Date Released: Thu, 23 May 2013 14:59 +0200

There are enough African language teachers to introduce the teaching of an African language in all schools in grades R and 1 from next year, says the Department of Basic Education.

A spokesman for the department told the Cape Argus on Tuesday that the focus would be on schools that did not have an African language in their curriculum - like former model C schools.

“Given that the policy will focus on the minority of schools and will be implemented gradually, there are enough African language teachers.”

Basic Education Minister Angie Motshekga announced that from next year all schools would have to teach an African language. The department told the Cape Argus this would be offered as another “first additional language” in grades R and 1.

English as a first additional language has already been introduced in Grade 1 in schools at which pupils switch to English as a medium of instruction from grades 3 or 4.

In schools where pupils were already doing an African language and either English or Afrikaans, they would learn another African language in grades R and 1 in 2014.

Many schools were already offering African languages as a home language in all grades and as a language of learning and teaching in lower grades.

While the department was confident there would be enough teachers, there were not yet enough textbooks in African languages. “A process is in place for publishers to allocate more financial resources to the development of all subjects and all languages.”

Professor Beverley Thaver, the deputy dean of postgraduate studies and research in the University of the Western Cape’s education faculty, said the introduction of an African language “was by its nature a significant social step”.

“While there are technical aspects that need to be considered - timetabling as well as the availability and accessibility of textbooks - these should not be construed as stumbling blocks. There are substantively positive effects in the long term.”

Language was a carrier of a cultural world, so early exposure to an African language would provide insights “into a world and imagination” from which children were currently excluded.

She said that given the fragmented nature of South African society, an African language would provide a gateway to an African world, and a means of building bonds of solidarity and cohesion.

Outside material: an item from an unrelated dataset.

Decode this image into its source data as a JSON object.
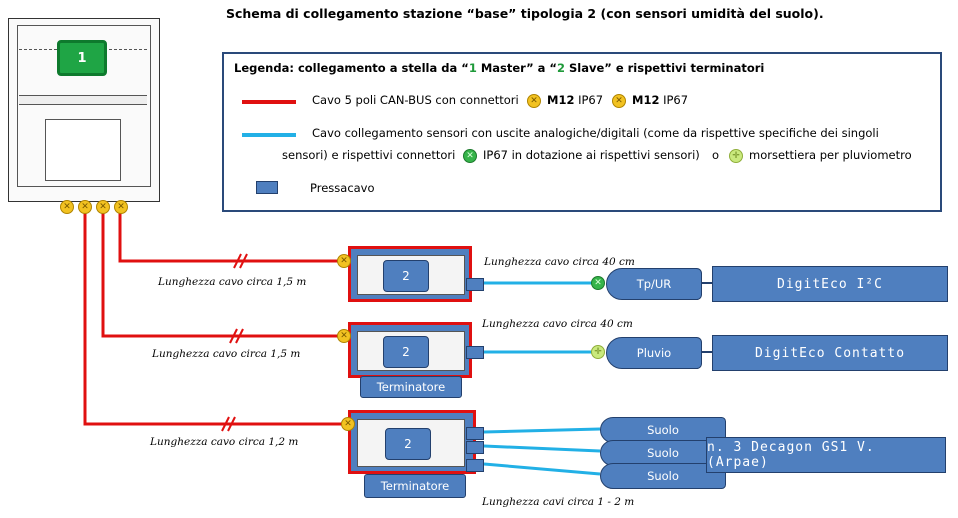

Associate Professor Mbulungeni Madiba, the deputy dean of the Centre for Higher Education Development at UCT, said the plan was “long overdue”. Students studying courses such as health sciences, were already required to learn an African language.

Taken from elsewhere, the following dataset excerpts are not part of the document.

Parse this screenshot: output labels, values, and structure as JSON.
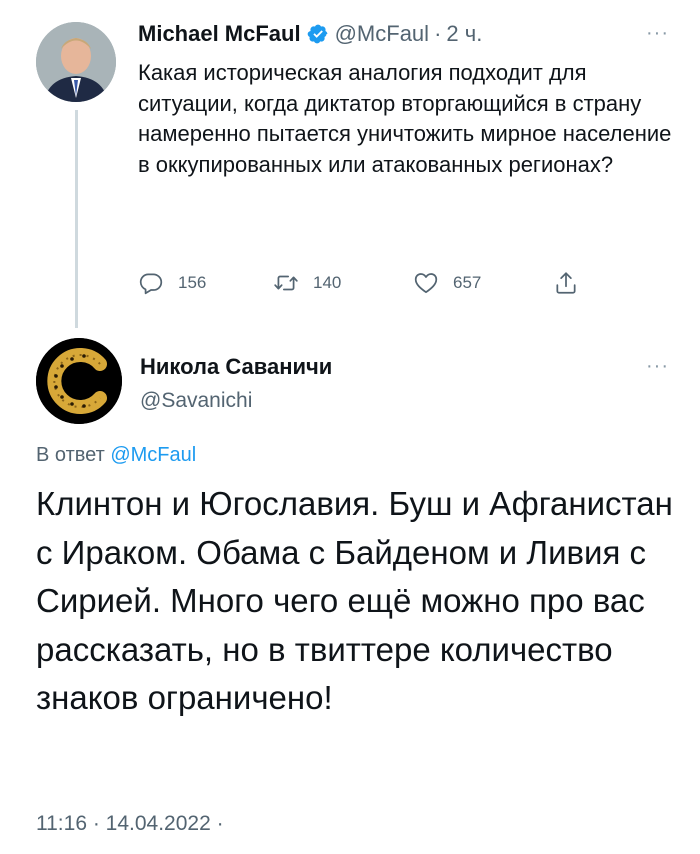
{
  "parent_tweet": {
    "author_name": "Michael McFaul",
    "handle": "@McFaul",
    "separator": "·",
    "time": "2 ч.",
    "more": "···",
    "text": "Какая историческая аналогия подходит для ситуации, когда диктатор вторгающийся в страну намеренно пытается уничтожить мирное население в оккупированных или атакованных регионах?",
    "replies": "156",
    "retweets": "140",
    "likes": "657",
    "verified_color": "#1d9bf0",
    "icons": {
      "reply": "reply-icon",
      "retweet": "retweet-icon",
      "like": "heart-icon",
      "share": "share-icon"
    }
  },
  "reply_tweet": {
    "author_name": "Никола Саваничи",
    "handle": "@Savanichi",
    "more": "···",
    "reply_prefix": "В ответ",
    "reply_to_handle": "@McFaul",
    "text": "Клинтон и Югославия. Буш и Афганистан с Ираком. Обама с Байденом и Ливия с Сирией. Много чего ещё можно про вас рассказать, но в твиттере количество знаков ограничено!",
    "timestamp": "11:16 · 14.04.2022 ·",
    "link_color": "#1d9bf0"
  }
}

Madiba said the problem with language policies was that often no proper planning went into them in terms of human and financial resources. School timetables were also already quite full.

Dr Michael le Cordeur, chairman of the Bachelor of Education programme at Stellenbosch University, said the policy was a good idea. The problem of enough teachers could be overcome if it was ensured that new graduates could teach these languages at primary school level.

By Ilse Fredericks


Picture Caption: From next year, all schools will have to teach an African language.